Letter: Curb school budget increases (Feb. 6, 2009)
The economy is in sharp decline. Unemployment is high… and still rising. Local businesses, both large and small, are finding ways of cutting costs, doing more with less. People are losing their incomes, and even many of those who remain employed are suffering mandatory 3 percent, 5 percent, even 7 percent pay cuts.
And yet, the School Board Finance Committee proposed an initial 3.5 percent budget increase.
The town council asked the finance committee to keep the annual budget increase “as close to 3 percent as possible.” Why not “as much under 3 percent as possible?” Better yet, why not mandate a moratorium on any increase? Like so many of us do, find ways to fund any necessary increased expenditures by trimming elsewhere.
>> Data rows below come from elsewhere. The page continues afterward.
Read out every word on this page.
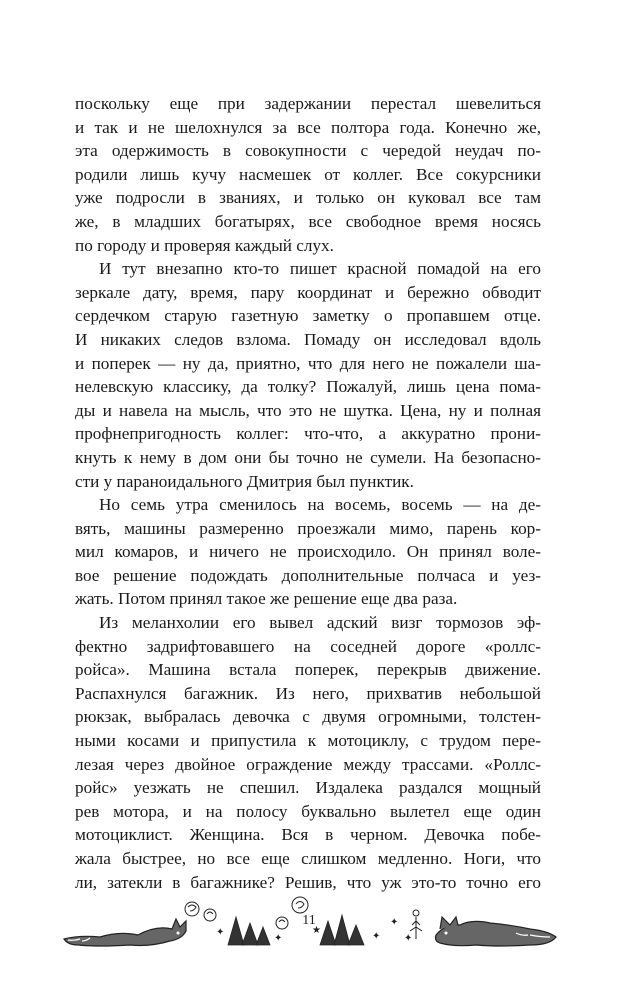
поскольку еще при задержании перестал шевелиться
и так и не шелохнулся за все полтора года. Конечно же,
эта одержимость в совокупности с чередой неудач по-
родили лишь кучу насмешек от коллег. Все сокурсники
уже подросли в званиях, и только он куковал все там
же, в младших богатырях, все свободное время носясь
по городу и проверяя каждый слух.
И тут внезапно кто-то пишет красной помадой на его
зеркале дату, время, пару координат и бережно обводит
сердечком старую газетную заметку о пропавшем отце.
И никаких следов взлома. Помаду он исследовал вдоль
и поперек — ну да, приятно, что для него не пожалели ша-
нелевскую классику, да толку? Пожалуй, лишь цена пома-
ды и навела на мысль, что это не шутка. Цена, ну и полная
профнепригодность коллег: что-что, а аккуратно прони-
кнуть к нему в дом они бы точно не сумели. На безопасно-
сти у параноидального Дмитрия был пунктик.
Но семь утра сменилось на восемь, восемь — на де-
вять, машины размеренно проезжали мимо, парень кор-
мил комаров, и ничего не происходило. Он принял воле-
вое решение подождать дополнительные полчаса и уез-
жать. Потом принял такое же решение еще два раза.
Из меланхолии его вывел адский визг тормозов эф-
фектно задрифтовавшего на соседней дороге «роллс-
ройса». Машина встала поперек, перекрыв движение.
Распахнулся багажник. Из него, прихватив небольшой
рюкзак, выбралась девочка с двумя огромными, толстен-
ными косами и припустила к мотоциклу, с трудом пере-
лезая через двойное ограждение между трассами. «Роллс-
ройс» уезжать не спешил. Издалека раздался мощный
рев мотора, и на полосу буквально вылетел еще один
мотоциклист. Женщина. Вся в черном. Девочка побе-
жала быстрее, но все еще слишком медленно. Ноги, что
ли, затекли в багажнике? Решив, что уж это-то точно его
✦
✦
★
✦
✦
✦
11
Example; recent budget increases reflected, among other things, rising oil prices. Prices are down now, and they have been for awhile. Heating oil and bus fuel costs less. Where are those savings going?
Our students are the ones who have to sacrifice; fewer field trips, diminished athletic programs, new limits on classroom supplies… but administrator salaries? Never reduced. Never even frozen. Increased year after year. The school administrators continue to prosper while the school takes the hit.
Shouldn’t the budget consider the parents’ fiscal hardship? This budget should do more with the same… or less. That’s responsible money management.
Ask for answers. Email school administrators. Email town councilors. It takes three minutes from the comfort of your computer chair.